The ceremony included a march by delegates from across the country from downtown Detroit's Cobo Center to Hart Plaza. Along the way, two Percheron horses pulled a pine box adorned with a bouquet of fake black roses.
The coffin is to be placed at Detroit Memorial Park Cemetery and will have a headstone.
"Today we're not just burying the N-word, we're taking it out of our spirit," said Detroit Mayor Kwame Kilpatrick. "We gather burying all the things that go with the N-word. We have to bury the 'pimps' and the 'hos' that go with it."
He continued: "Die N-word, and we don't want to see you 'round here no more."
The N-word has been used as a slur against blacks for more than a century. It remains a symbol of racism, but also is used by blacks when referring to other blacks, especially in comedy routines and rap and hip-hop music.
"This was the greatest child that racism ever birthed," the Rev. Otis Moss III, assistant pastor at Trinity United Church of Christ in Chicago, said in his eulogy.
Public discussion on the word's use increased last year following a tirade by "Seinfeld" actor Michael Richards, who used it repeatedly during a Los Angeles comedy routine and later issued a public apology.
The issue about racially insensitive remarks heated up earlier this year after talk show host Don Imus described black members of the Rutgers University women's basketball team as "nappy-headed hos" on April 4.
NAACP National Board Chairman Julian Bond repeated the call during the opening address Sunday night for the 98th annual convention, which runs through Thursday.

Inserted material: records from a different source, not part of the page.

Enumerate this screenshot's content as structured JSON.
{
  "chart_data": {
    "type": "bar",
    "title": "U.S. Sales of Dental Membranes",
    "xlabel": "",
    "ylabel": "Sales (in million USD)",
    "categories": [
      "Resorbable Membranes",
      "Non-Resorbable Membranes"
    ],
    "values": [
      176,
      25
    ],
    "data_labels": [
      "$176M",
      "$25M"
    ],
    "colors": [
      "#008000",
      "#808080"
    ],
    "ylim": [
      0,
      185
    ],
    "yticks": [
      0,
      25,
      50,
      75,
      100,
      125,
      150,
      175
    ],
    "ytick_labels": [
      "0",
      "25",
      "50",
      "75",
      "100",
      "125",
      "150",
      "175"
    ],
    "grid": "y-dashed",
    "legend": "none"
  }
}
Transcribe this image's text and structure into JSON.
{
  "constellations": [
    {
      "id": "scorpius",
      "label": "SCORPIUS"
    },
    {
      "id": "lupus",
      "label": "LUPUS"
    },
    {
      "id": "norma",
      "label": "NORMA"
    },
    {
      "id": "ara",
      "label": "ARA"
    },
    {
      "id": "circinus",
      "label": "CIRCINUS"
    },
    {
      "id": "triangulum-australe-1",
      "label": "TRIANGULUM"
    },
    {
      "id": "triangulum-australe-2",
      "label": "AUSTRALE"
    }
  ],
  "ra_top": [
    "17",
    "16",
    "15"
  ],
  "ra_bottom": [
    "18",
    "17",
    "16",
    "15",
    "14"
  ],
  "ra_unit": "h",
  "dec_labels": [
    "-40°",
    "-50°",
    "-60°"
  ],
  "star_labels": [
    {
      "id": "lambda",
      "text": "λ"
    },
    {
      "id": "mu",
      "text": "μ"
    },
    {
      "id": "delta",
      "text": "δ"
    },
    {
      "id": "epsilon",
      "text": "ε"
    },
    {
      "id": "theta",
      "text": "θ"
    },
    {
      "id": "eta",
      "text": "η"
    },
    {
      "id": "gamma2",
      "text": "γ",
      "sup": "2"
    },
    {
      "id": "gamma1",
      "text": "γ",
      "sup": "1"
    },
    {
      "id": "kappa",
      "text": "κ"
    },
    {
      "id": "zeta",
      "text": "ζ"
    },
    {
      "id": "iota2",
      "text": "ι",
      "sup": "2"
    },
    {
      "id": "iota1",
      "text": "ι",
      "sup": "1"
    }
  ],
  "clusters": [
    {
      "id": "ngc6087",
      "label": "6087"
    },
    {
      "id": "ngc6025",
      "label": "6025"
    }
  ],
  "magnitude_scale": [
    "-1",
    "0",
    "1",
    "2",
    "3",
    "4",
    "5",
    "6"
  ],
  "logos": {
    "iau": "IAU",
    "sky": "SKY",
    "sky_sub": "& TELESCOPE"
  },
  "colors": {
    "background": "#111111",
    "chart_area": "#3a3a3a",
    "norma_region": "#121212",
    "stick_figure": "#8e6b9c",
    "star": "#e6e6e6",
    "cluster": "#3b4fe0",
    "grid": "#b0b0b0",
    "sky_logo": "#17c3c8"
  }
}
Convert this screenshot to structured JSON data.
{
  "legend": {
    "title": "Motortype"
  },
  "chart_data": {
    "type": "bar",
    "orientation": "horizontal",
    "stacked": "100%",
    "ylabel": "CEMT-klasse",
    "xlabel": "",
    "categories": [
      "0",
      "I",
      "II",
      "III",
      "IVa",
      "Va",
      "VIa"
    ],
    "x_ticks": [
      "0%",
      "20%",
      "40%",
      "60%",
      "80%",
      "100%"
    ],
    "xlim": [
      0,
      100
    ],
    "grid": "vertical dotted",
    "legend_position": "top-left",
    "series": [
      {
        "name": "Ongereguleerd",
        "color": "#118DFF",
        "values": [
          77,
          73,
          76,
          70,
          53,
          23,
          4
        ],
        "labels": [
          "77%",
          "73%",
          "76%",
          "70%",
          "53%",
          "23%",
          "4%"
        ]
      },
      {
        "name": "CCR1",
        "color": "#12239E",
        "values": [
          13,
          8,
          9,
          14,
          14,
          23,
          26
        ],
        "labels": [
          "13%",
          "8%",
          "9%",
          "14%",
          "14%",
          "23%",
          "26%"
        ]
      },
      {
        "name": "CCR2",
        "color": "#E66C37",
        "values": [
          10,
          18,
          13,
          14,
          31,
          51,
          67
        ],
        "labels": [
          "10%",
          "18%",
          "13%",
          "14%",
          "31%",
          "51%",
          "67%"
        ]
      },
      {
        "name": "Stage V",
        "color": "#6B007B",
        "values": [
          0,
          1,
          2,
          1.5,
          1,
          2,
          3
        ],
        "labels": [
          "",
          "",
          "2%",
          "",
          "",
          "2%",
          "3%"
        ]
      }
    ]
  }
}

"While we are happy to have sent a certain radio cowboy back to his ranch, we ought to hold ourselves to the same standard," Bond said. "If he can't refer to our women as `hos,' then we shouldn't either."
Black leaders, including the Revs. Jesse Jackson and Al Sharpton, have challenged the entertainment industry and the American public to stop using the N-word and other racial slurs.
The NAACP held a symbolic funeral in Detroit in 1944 for Jim Crow, the systematic, mostly Southern practice of discrimination against and segregation of blacks from the end of post-Civil War Reconstruction into the mid-20th century.